— Что ты видела? — удивился я.

Вот уж неправда. Что она могла видеть, когда я точно знаю, что она была мертва?

— Я всё видела, — повторила Валя. — Только не глазами, а… — она запнулась, подбирая слова, — как будто откуда-то сверху. Словно душа покинула тело, как показывают в фильмах, и я видела, что мертва. А ты… — она отвела от меня глаза, в которых появилась влага. — После того, как уничтожил Разумовского, ты склонился надо мной. А затем ты латал меня, как тряпичную куклу, — она усмехнулась сравнению. — Я видела серебристые нити, которыми ты пришивал мою аорту к сердцу, видела кого-то внутри тебя, с кем ты советовался. Видела пламя, которым ты запаивал прорехи. Я всё это видела, и не говори мне, что это просто глюк сознания, и ничего подобного не было.

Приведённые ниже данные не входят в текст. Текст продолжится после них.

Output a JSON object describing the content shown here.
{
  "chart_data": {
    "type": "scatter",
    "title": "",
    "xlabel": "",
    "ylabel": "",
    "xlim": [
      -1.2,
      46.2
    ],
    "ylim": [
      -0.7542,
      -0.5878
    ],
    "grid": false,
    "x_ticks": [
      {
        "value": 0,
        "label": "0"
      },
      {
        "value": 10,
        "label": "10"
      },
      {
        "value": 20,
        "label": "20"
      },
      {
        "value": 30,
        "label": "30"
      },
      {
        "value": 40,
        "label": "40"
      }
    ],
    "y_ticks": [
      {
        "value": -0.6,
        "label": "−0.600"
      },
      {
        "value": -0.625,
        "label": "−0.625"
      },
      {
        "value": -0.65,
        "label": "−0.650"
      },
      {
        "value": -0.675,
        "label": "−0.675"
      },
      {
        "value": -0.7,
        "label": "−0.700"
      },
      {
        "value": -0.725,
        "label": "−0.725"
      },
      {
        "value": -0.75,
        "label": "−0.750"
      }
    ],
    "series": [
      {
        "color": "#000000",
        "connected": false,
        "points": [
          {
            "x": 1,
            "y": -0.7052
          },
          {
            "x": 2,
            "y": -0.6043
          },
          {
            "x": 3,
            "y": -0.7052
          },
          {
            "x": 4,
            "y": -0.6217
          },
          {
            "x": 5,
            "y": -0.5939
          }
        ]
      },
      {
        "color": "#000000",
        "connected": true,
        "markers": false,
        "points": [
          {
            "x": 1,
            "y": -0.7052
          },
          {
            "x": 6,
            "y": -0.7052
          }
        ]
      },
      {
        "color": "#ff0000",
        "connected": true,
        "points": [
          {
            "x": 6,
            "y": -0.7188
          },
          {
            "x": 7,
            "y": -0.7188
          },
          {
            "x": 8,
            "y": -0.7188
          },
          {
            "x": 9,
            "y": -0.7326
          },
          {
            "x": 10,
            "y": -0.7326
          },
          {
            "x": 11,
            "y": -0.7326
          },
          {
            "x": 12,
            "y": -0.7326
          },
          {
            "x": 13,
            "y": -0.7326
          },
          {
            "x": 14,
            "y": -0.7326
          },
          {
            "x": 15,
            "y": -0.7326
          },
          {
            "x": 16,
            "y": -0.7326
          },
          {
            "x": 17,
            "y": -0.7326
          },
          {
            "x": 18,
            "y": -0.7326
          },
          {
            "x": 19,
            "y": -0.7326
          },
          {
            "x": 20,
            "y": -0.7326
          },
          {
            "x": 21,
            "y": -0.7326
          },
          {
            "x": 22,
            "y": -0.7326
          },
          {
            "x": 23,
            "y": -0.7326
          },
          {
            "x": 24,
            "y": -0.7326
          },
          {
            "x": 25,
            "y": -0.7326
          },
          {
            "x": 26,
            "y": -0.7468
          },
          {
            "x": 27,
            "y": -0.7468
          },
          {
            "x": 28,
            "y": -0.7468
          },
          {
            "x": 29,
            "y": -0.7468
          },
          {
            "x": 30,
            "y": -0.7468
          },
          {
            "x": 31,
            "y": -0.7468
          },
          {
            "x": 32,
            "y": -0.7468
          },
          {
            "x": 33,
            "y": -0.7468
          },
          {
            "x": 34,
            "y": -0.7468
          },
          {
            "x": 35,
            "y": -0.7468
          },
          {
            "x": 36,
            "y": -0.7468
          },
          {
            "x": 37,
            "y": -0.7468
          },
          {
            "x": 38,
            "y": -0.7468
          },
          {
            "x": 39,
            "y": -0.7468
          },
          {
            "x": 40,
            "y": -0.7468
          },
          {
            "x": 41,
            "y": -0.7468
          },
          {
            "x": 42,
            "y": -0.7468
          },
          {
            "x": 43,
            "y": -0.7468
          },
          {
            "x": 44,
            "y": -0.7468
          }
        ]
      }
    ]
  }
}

Она всхлипнула. Я молчал. Мне просто нельзя было посвящать её сейчас во все тонкости.

— А затем, — продолжила она, справившись с собой, — меня потянуло куда-то прочь от тела, но я держалась. Я видела, что ты меня вот-вот спасёшь, и держалась за тебя. Ты отрастил прозрачную руку и ею массировал моё сердце, чтобы запустить. Не смей говорить, что этого не было! Я не сумасшедшая! А потом… Потом я очнулась в твоих руках…

Я продолжал молчать. Расскажи я ей сейчас всю правду, подставился бы очень сильно. Раз уж на меня ведут охоту, не погнушаются ничем.

— Скажи мне, что ты сделал, — попросила Валя, сжимая мою руку ещё сильнее. — И как?

— Я не буду тебе врать, — решился я, наконец, — заявляя, что тебе всё вообще привиделось. Но и правду сказать пока не могу.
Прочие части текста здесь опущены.